Cloud Computing Basics for Small Business

The technology for storing digital information has advanced leaps and bounds in the last 20 years. First there was floppy disk, then the CD-ROM, which was followed by the USB and the external hard drive. Now, the latest and greatest in information storage is cloud computing, also known in many cases as software as a service (SaaS).

Cloud computing isn’t simply a tool for information storage and backup. There are hundreds of programs and software available through the Internet that use this technology. You’re probably familiar with some of them—Google Documents and QuickBooks Online, for instance. The idea is that through your computer you can access software, tools or other services that are stored on an off-site server. You can then save the files that you create to that same server.

According to Ramon Ray, founder of, based in Montclair, N.J., cloud computing provides several benefits for small businesses:

Cost. Generally, cloud computing is cheaper than other software because it doesn’t require costly materials such as discs and manuals. And because the provider takes on the responsibility of storage and upgrades, there’s no need for a small business to hire an IT specialist for that aspect of the business.

Availability. You don’t have to be connected to a server locally to access the files you’ve created. In other words, you could create a document in the office on your desktop and edit the document on your train ride home on your smart phone. For example, an interior designer collaborating with an architect from the other side of the country could use cloud computing to ensure both can access the documents they need through a website.
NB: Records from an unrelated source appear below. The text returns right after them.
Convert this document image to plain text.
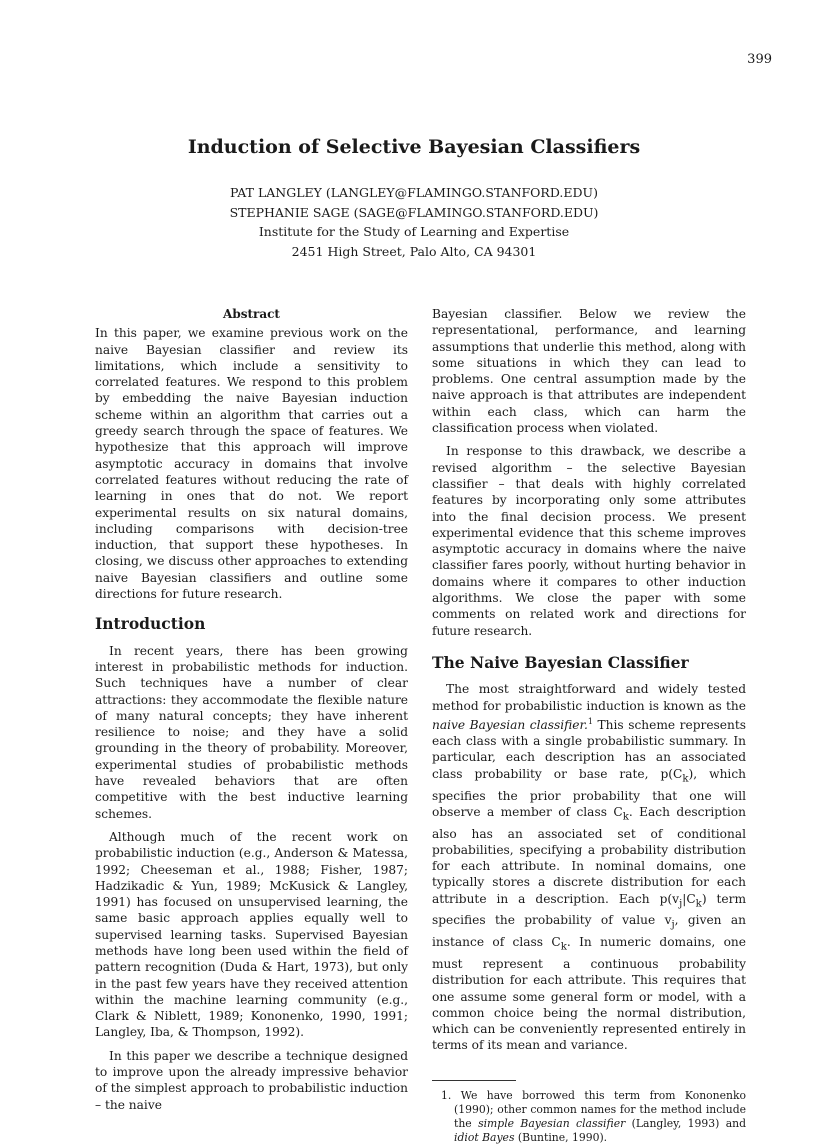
399
Induction of Selective Bayesian Classifiers
PAT LANGLEY (LANGLEY@FLAMINGO.STANFORD.EDU)
STEPHANIE SAGE (SAGE@FLAMINGO.STANFORD.EDU)
Institute for the Study of Learning and Expertise
2451 High Street, Palo Alto, CA 94301
Abstract

In this paper, we examine previous work on the naive Bayesian classifier and review its limitations, which include a sensitivity to correlated features. We respond to this problem by embedding the naive Bayesian induction scheme within an algorithm that carries out a greedy search through the space of features. We hypothesize that this approach will improve asymptotic accuracy in domains that involve correlated features without reducing the rate of learning in ones that do not. We report experimental results on six natural domains, including comparisons with decision-tree induction, that support these hypotheses. In closing, we discuss other approaches to extending naive Bayesian classifiers and outline some directions for future research.

Introduction

In recent years, there has been growing interest in probabilistic methods for induction. Such techniques have a number of clear attractions: they accommodate the flexible nature of many natural concepts; they have inherent resilience to noise; and they have a solid grounding in the theory of probability. Moreover, experimental studies of probabilistic methods have revealed behaviors that are often competitive with the best inductive learning schemes.

Although much of the recent work on probabilistic induction (e.g., Anderson & Matessa, 1992; Cheeseman et al., 1988; Fisher, 1987; Hadzikadic & Yun, 1989; McKusick & Langley, 1991) has focused on unsupervised learning, the same basic approach applies equally well to supervised learning tasks. Supervised Bayesian methods have long been used within the field of pattern recognition (Duda & Hart, 1973), but only in the past few years have they received attention within the machine learning community (e.g., Clark & Niblett, 1989; Kononenko, 1990, 1991; Langley, Iba, & Thompson, 1992).

In this paper we describe a technique designed to improve upon the already impressive behavior of the simplest approach to probabilistic induction – the naive

Bayesian classifier. Below we review the representational, performance, and learning assumptions that underlie this method, along with some situations in which they can lead to problems. One central assumption made by the naive approach is that attributes are independent within each class, which can harm the classification process when violated.

In response to this drawback, we describe a revised algorithm – the selective Bayesian classifier – that deals with highly correlated features by incorporating only some attributes into the final decision process. We present experimental evidence that this scheme improves asymptotic accuracy in domains where the naive classifier fares poorly, without hurting behavior in domains where it compares to other induction algorithms. We close the paper with some comments on related work and directions for future research.

The Naive Bayesian Classifier

The most straightforward and widely tested method for probabilistic induction is known as the naive Bayesian classifier.$^1$ This scheme represents each class with a single probabilistic summary. In particular, each description has an associated class probability or base rate, $p(C_k)$, which specifies the prior probability that one will observe a member of class $C_k$. Each description also has an associated set of conditional probabilities, specifying a probability distribution for each attribute. In nominal domains, one typically stores a discrete distribution for each attribute in a description. Each $p(v_j|C_k)$ term specifies the probability of value $v_j$, given an instance of class $C_k$. In numeric domains, one must represent a continuous probability distribution for each attribute. This requires that one assume some general form or model, with a common choice being the normal distribution, which can be conveniently represented entirely in terms of its mean and variance.

1. We have borrowed this term from Kononenko (1990); other common names for the method include the simple Bayesian classifier (Langley, 1993) and idiot Bayes (Buntine, 1990).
There are a few drawbacks to consider before you convert:

Security. Your documents should be safe so long as you don’t share your password with others. Are you sharing your password with everyone in the office? “Don’t write your password down and label it ‘my password,’” says Ray.

Loss. There is a chance that the software company storing your documents can lose them through a server crash or some other disaster. Be sure to save backups of your files from time to time to a hard drive in your office.

Connectivity. If you don’t have Internet access you won’t be able to access your software. That means you’ll need to have a backup plan in case you lose your Web connection.

Ray says these drawbacks should be considered, but shouldn’t stop small businesses from using cloud computing. “You don’t stop crossing the street because you might get hit by a car,” he says. “The same is true of cloud computing. Be cautious, but don’t let your fears keep you from using the technology.”

So how does a small business owner go about choosing a cloud computing provider? It mostly depends on which programs you need. But before using any service, find out if the company has support in case of emergency. Also ask how much memory the software provider gives for free before space on the server will begin to cost money.